Equally telling is Liszt’s setting of Goethe’s Über allen Gipfeln ist Ruh (Over every peak there is peace). Schubert famously transformed this verse, which he set as Wanderers Nachtlied II, into an extraordinary testament to the peace that comes with death. Here Liszt is remarkably subdued (for Liszt), but he cannot resist transforming the silence of the birds into the ominous call of death. Where Schubert is content to rest, Liszt chills us with the soft toll of church bells. (To clarify Liszt’s worldview, I’ve included a comparison with what I consider bass-baritone Hans Hotter’s finest recording of Schubert’s setting, made in 1942 with Michael Raucheisen as accompanist.)
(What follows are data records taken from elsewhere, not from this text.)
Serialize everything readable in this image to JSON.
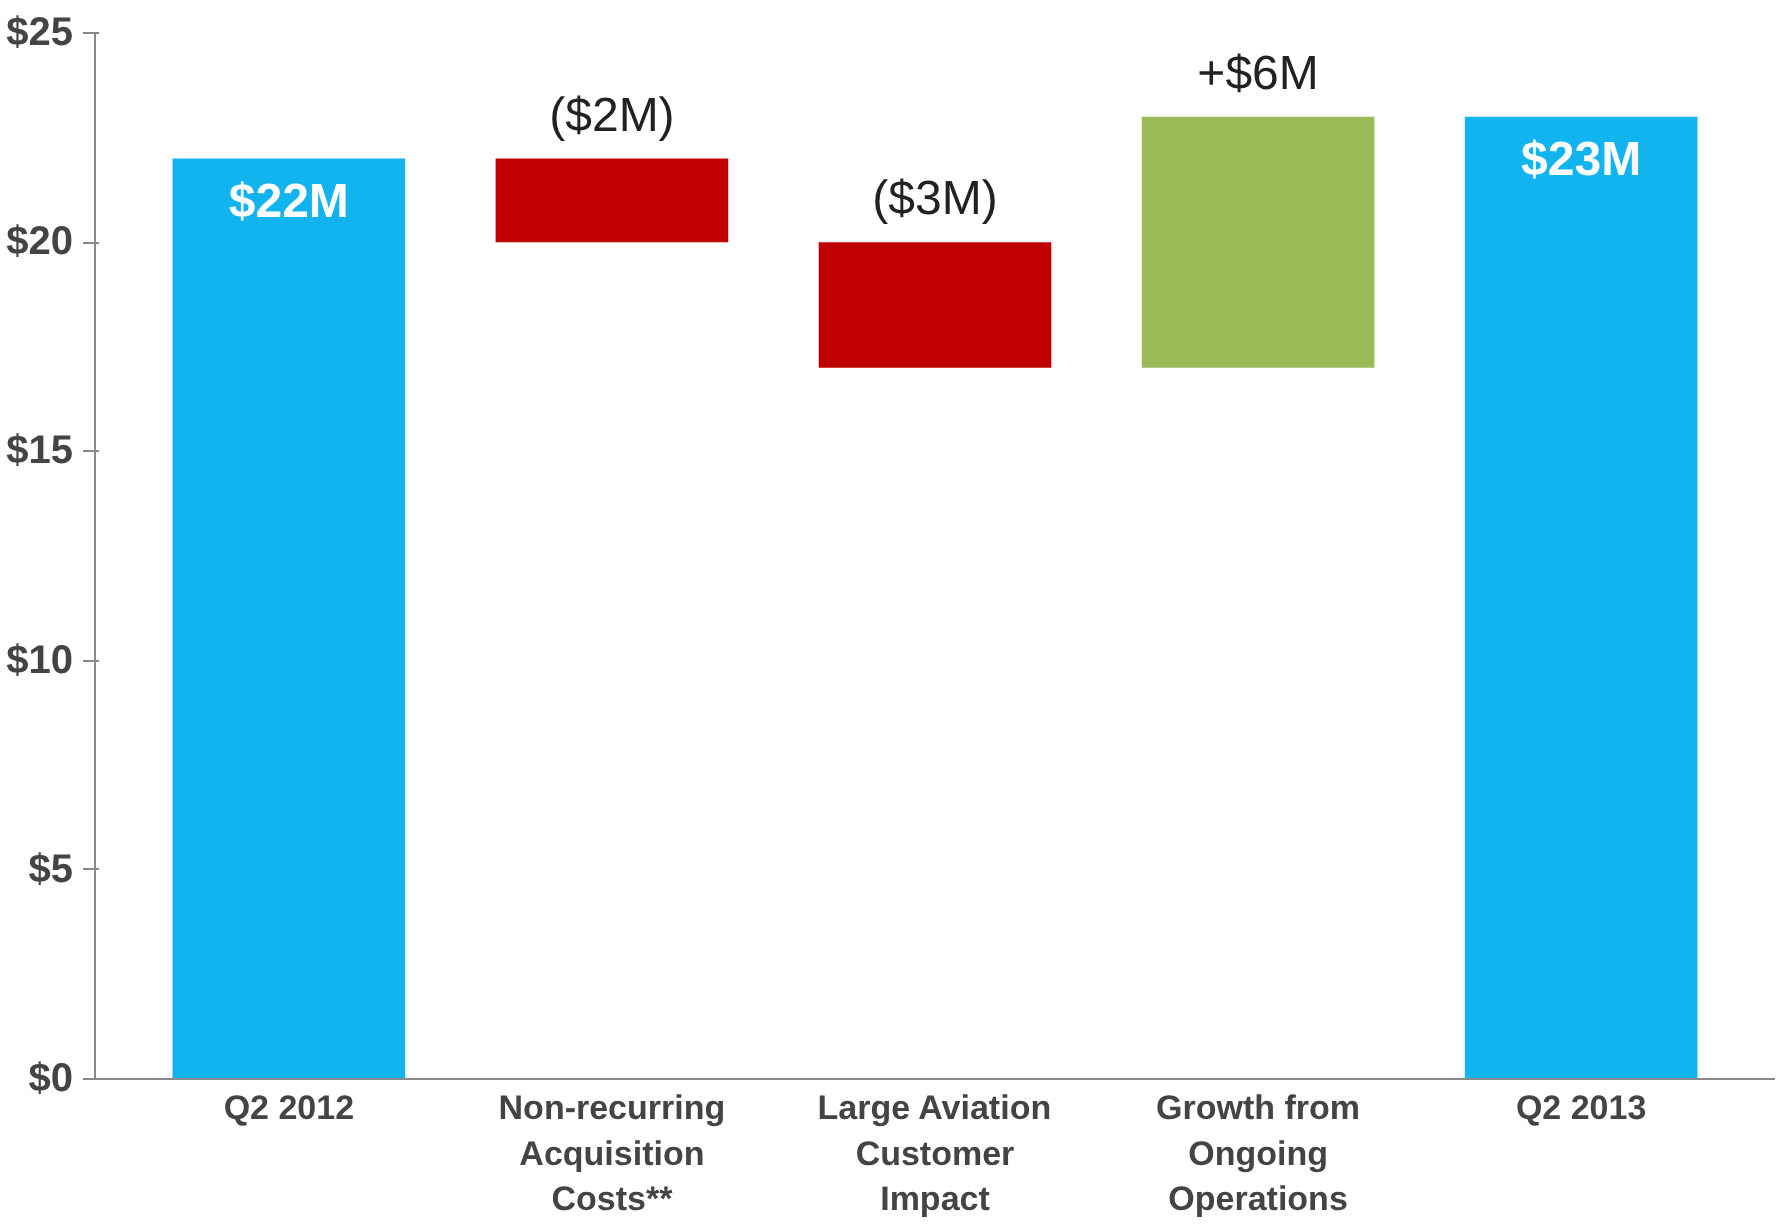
{
  "chart_data": {
    "type": "bar",
    "categories": [
      "Q2 2012",
      "Non-recurring Acquisition Costs**",
      "Large Aviation Customer Impact",
      "Growth from Ongoing Operations",
      "Q2 2013"
    ],
    "values": [
      22,
      -2,
      -3,
      6,
      23
    ],
    "base": [
      0,
      22,
      20,
      17,
      0
    ],
    "colors": [
      "#12b4ef",
      "#c00000",
      "#c00000",
      "#9bbb59",
      "#12b4ef"
    ],
    "value_labels": [
      "$22M",
      "($2M)",
      "($3M)",
      "+$6M",
      "$23M"
    ],
    "ylim": [
      0,
      25
    ],
    "yticks": [
      {
        "value": 0,
        "label": "$0"
      },
      {
        "value": 5,
        "label": "$5"
      },
      {
        "value": 10,
        "label": "$10"
      },
      {
        "value": 15,
        "label": "$15"
      },
      {
        "value": 20,
        "label": "$20"
      },
      {
        "value": 25,
        "label": "$25"
      }
    ],
    "grid": false
  }
}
Just occasionally on this CD, as in Der du von dem Himmel bist (Thou that art from heaven), Damrau either drops into chest voice or intentionally stresses her tone to the point where it loses its prettiness. All this, though, is done in the service of art. Deutsch is right there with her, providing every pearly tone and billowing flourish that the music demands.

A great deal of intelligence is at work here. Those of us who have followed the blossoming career of soprano Leah Crocetto, who often programs Pace non trovo (I find no peace) from Liszt’s Three Petrarch Sonnets — the song that helped her win the Metropolitan Opera National Council Auditions — will be especially fascinated by Damrau’s very different but equally valid approach. Then we’ll turn to Liszt’s two different settings of Goethe’s Freudvoll und leidvoll (Joyful and sorrowful), marveling first at how the composer and Damrau-cum-Deutsch make such big drama out of so little, then at how the singer conveys the pensive beginning of the second version with something approaching lazy tone.

With each song, new revelations appear. Can anyone fail to be entranced by the rapt attention with which Damrau weaves the spell of the Loreley? This disc displays lieder singing and playing at their finest.